Chronique de Concert
Pleasures + The Limiñanas
Flute. Ou alors merde. Déjà vu un super concert hier soir (produit par le Poste à Galène, comme ce soir) mais bien obligé de ressortir - on ne peut quand même pas laisser passer sans réagir les Limiñanas de Cabestany, en restant dans son canapé à 200 mètres à vol d'oiseau !
Fort heureusement la soirée qu'on a donc rejointe en traînant un peu des pieds commence de façon très emballante par un show du jeune groupe Pleasures - jeune qualifiant l'âge du groupe et non son expérience collective, bien sûr. Autant leur premier passage ne nous avait pas fait sauter au plafond, autant leur nouvelle formule (et un jeu plus punchy) est vraiment séduisante.

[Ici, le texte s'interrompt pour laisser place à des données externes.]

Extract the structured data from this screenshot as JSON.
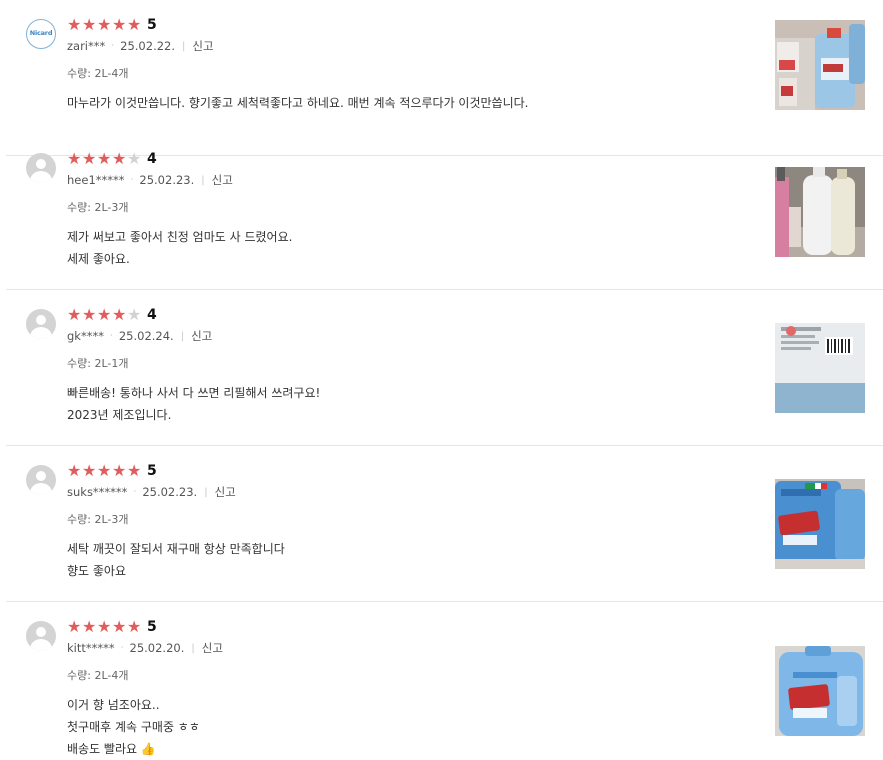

On ne reviendra pas sur les nombreux états de service de Pascal, leur ex-guitariste (qui comme chacun des trois autres, a déjà joué dans au moins 3 groupes dont je me souvienne), mais il est vrai que son remplacement par une basse ronde et bien huilée, celle de Fred (autre habitué des groupes consanguins), renforce nettement la cohérence du son ! L'alchimie guitare-basse-batterie-voix reste décidément indépassable depuis les Beatles...

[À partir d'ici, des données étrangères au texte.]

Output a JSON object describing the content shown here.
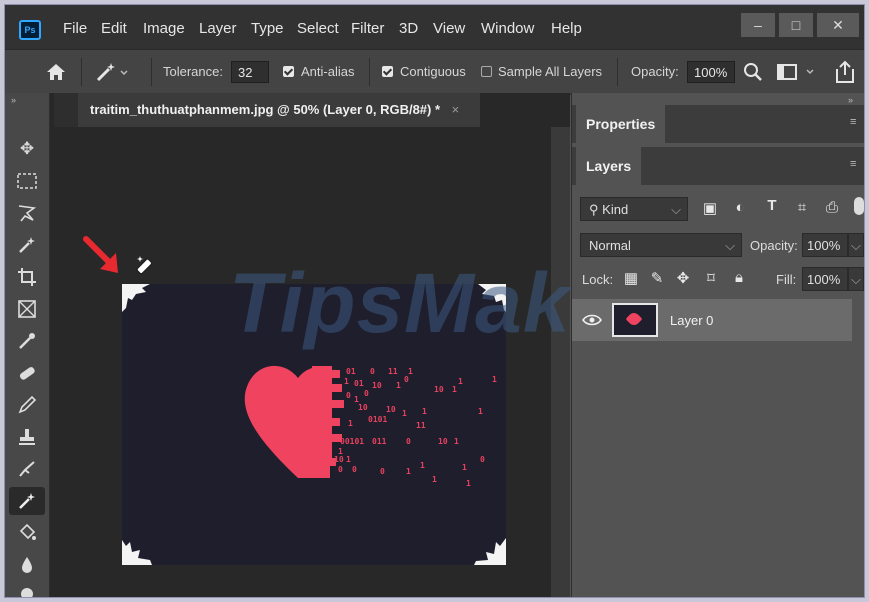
{
  "menubar": {
    "logo": "Ps",
    "items": [
      "File",
      "Edit",
      "Image",
      "Layer",
      "Type",
      "Select",
      "Filter",
      "3D",
      "View",
      "Window",
      "Help"
    ],
    "window_buttons": [
      "–",
      "□",
      "✕"
    ]
  },
  "options": {
    "tolerance_label": "Tolerance:",
    "tolerance_value": "32",
    "antialias_label": "Anti-alias",
    "antialias_checked": true,
    "contiguous_label": "Contiguous",
    "contiguous_checked": true,
    "sample_all_label": "Sample All Layers",
    "sample_all_checked": false,
    "opacity_label": "Opacity:",
    "opacity_value": "100%"
  },
  "document": {
    "tab_title": "traitim_thuthuatphanmem.jpg @ 50% (Layer 0, RGB/8#) *",
    "close": "×"
  },
  "watermark": "TipsMake",
  "panels": {
    "properties_tab": "Properties",
    "layers_tab": "Layers",
    "filter_kind": "Kind",
    "blend_mode": "Normal",
    "opacity_label": "Opacity:",
    "opacity_value": "100%",
    "lock_label": "Lock:",
    "fill_label": "Fill:",
    "fill_value": "100%",
    "layers": [
      {
        "name": "Layer 0",
        "visible": true
      }
    ]
  },
  "canvas": {
    "background_color": "#1e1e2c",
    "heart_color": "#f0435f",
    "binary_text": [
      "01",
      "0",
      "11",
      "1",
      "1",
      "01",
      "10",
      "1",
      "0",
      "1",
      "1",
      "10",
      "1",
      "0",
      "1",
      "0",
      "10",
      "10",
      "1",
      "1",
      "1",
      "0101",
      "11",
      "1",
      "00101",
      "011",
      "0",
      "10",
      "1",
      "1",
      "10",
      "1",
      "0",
      "0",
      "0",
      "1",
      "1",
      "1",
      "1",
      "0",
      "1"
    ]
  },
  "colors": {
    "accent_blue": "#31a8ff",
    "arrow_red": "#e8292f"
  }
}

En effet le duo du bassiste avec la Rickenbacker rutilante de Stéphane "Lollipop", appuyé sur la frappe effortless (il ne semble jamais transpirer !) et précise à la fois de Miguel, appuie admirablement le chant de Patrick (ou devrait-on dire, "Patwick"), chanteur de très bonne tenue dont l'animation et l'entertainment 100 % anglophone entre les chansons renforcent l'aspect anglais, et donc cool par définition, du groupe... qui déroule un rock assez (mais pas trop) catchy, parfois un peu heavy, et franchement agréable : les plaisirs s'enchaînent donc au fil d'une set-list d'une petite heure, roborative et plutôt sexy. Si le groupe n'a mis sur Internet (où il est bien planqué derrière un groupe homonyme de Teutons glam-kitsch...), que des versions unplugged et donc à poil de ses chansons, il semble qu'il va falloir songer sérieusement à enregistrer sur polychlorure de vinyle, au moins les deux tiers de cette set-list !

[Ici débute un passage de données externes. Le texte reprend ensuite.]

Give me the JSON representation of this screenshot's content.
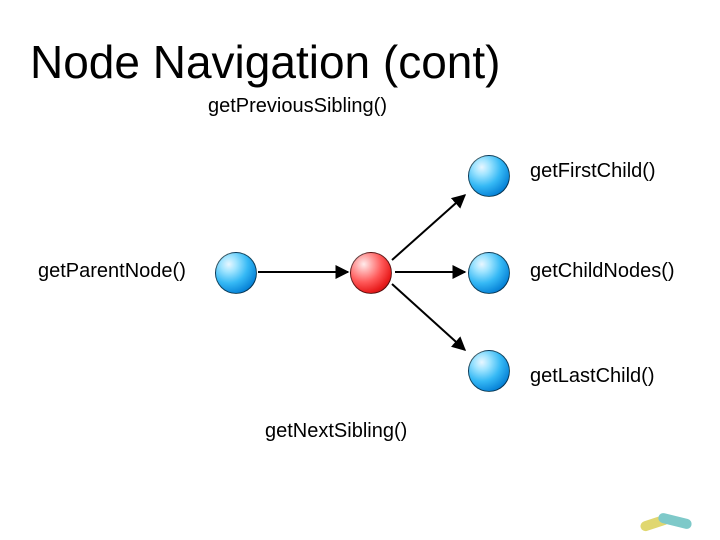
{
  "title": "Node Navigation (cont)",
  "labels": {
    "prevSibling": "getPreviousSibling()",
    "firstChild": "getFirstChild()",
    "parentNode": "getParentNode()",
    "childNodes": "getChildNodes()",
    "lastChild": "getLastChild()",
    "nextSibling": "getNextSibling()"
  },
  "chart_data": {
    "type": "diagram",
    "title": "Node Navigation (cont)",
    "nodes": [
      {
        "id": "parent",
        "color": "blue",
        "label": "getParentNode()"
      },
      {
        "id": "current",
        "color": "red",
        "label": ""
      },
      {
        "id": "firstChild",
        "color": "blue",
        "label": "getFirstChild()"
      },
      {
        "id": "child",
        "color": "blue",
        "label": "getChildNodes()"
      },
      {
        "id": "lastChild",
        "color": "blue",
        "label": "getLastChild()"
      }
    ],
    "edges": [
      {
        "from": "parent",
        "to": "current"
      },
      {
        "from": "current",
        "to": "firstChild"
      },
      {
        "from": "current",
        "to": "child"
      },
      {
        "from": "current",
        "to": "lastChild"
      }
    ],
    "annotations": [
      {
        "text": "getPreviousSibling()",
        "near": "top"
      },
      {
        "text": "getNextSibling()",
        "near": "bottom"
      }
    ]
  }
}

Par exemple l'efficace Do My Best, le riff chatouilleur de Sweet Soul Loving ou ceux plus Kinksiens de You Can't take it & Another Day semblent tout prêts à déferler sur les platines phocéennes, françaises ou même britanniques ! Même le long jam concluant Shake it on down, après un riff en forme de dialogue de 2 guitares, reste étonnamment digeste, à la grande surprise d'au moins 2 ou 3 des membres, issus de la culture punk (Neurotic Swingers, Hatepinks etc etc), et plus habitués à conclure leurs titres en 2 minutes ou au maximum, 3 minutes douche comprise. Notre coup de coeur et climax reste Now I Believe, hommage aussi appuyé que réussi et pétaradant au My Generation des Who - un putain de tube potentiel ! Fort heureusement, la salle qui était aux 3/4 vide au début du set, est aux 3/4 pleine quand ils atteignent ce titre, et le public les a soutenus chaleureusement (et à juste titre) pendant toute la durée du concert ! Nul doute que leur fanbase va pouvoir démarrer vraiment sa croissance, après ce set maîtrisé et classieux...
Setlist :
Feel it rise
Do my best
You can't take it
Sweet soul lovin
Healing
Another Day
Who cares
Now I Believe
Shake it on down
Bien évidemment, le temps d'aller se faire servir au bar (un poil plus rapide que d'habitude, mais il y a encore de la marge...), et on rate le début de The Limiñanas. Ils semblent plutôt énervés, au sens positif du terme, en attaquant un Down Underground bien speedé. Fait amusant et de bonne augure (les Thee Oh Sees font pareil, dans un autre genre), les 5 musiciens et musiciennes et tout leur bataclan sont regroupés sur une fiche technique d'environ 12 mètres carrés, façon gang, en laissant vide tout le reste de la scène. Alors bien sûr, un camarade punqueroqueur (qu'on soupçonne quand même de n'avoir vu que 3 ou 4 titres au maximum, avant d'aller rejoindre ses potes en backstage), a détesté tout le concert, le groupe et son concept, et nous a menacé (une fois de plus, mais bon ça va, c'est un copain, il ne tape jamais très fort), de divers sévices si on osait écrire du bien de cette, euh, disons, "purge"... pour ne pas trop trahir l'esprit de son commentaire.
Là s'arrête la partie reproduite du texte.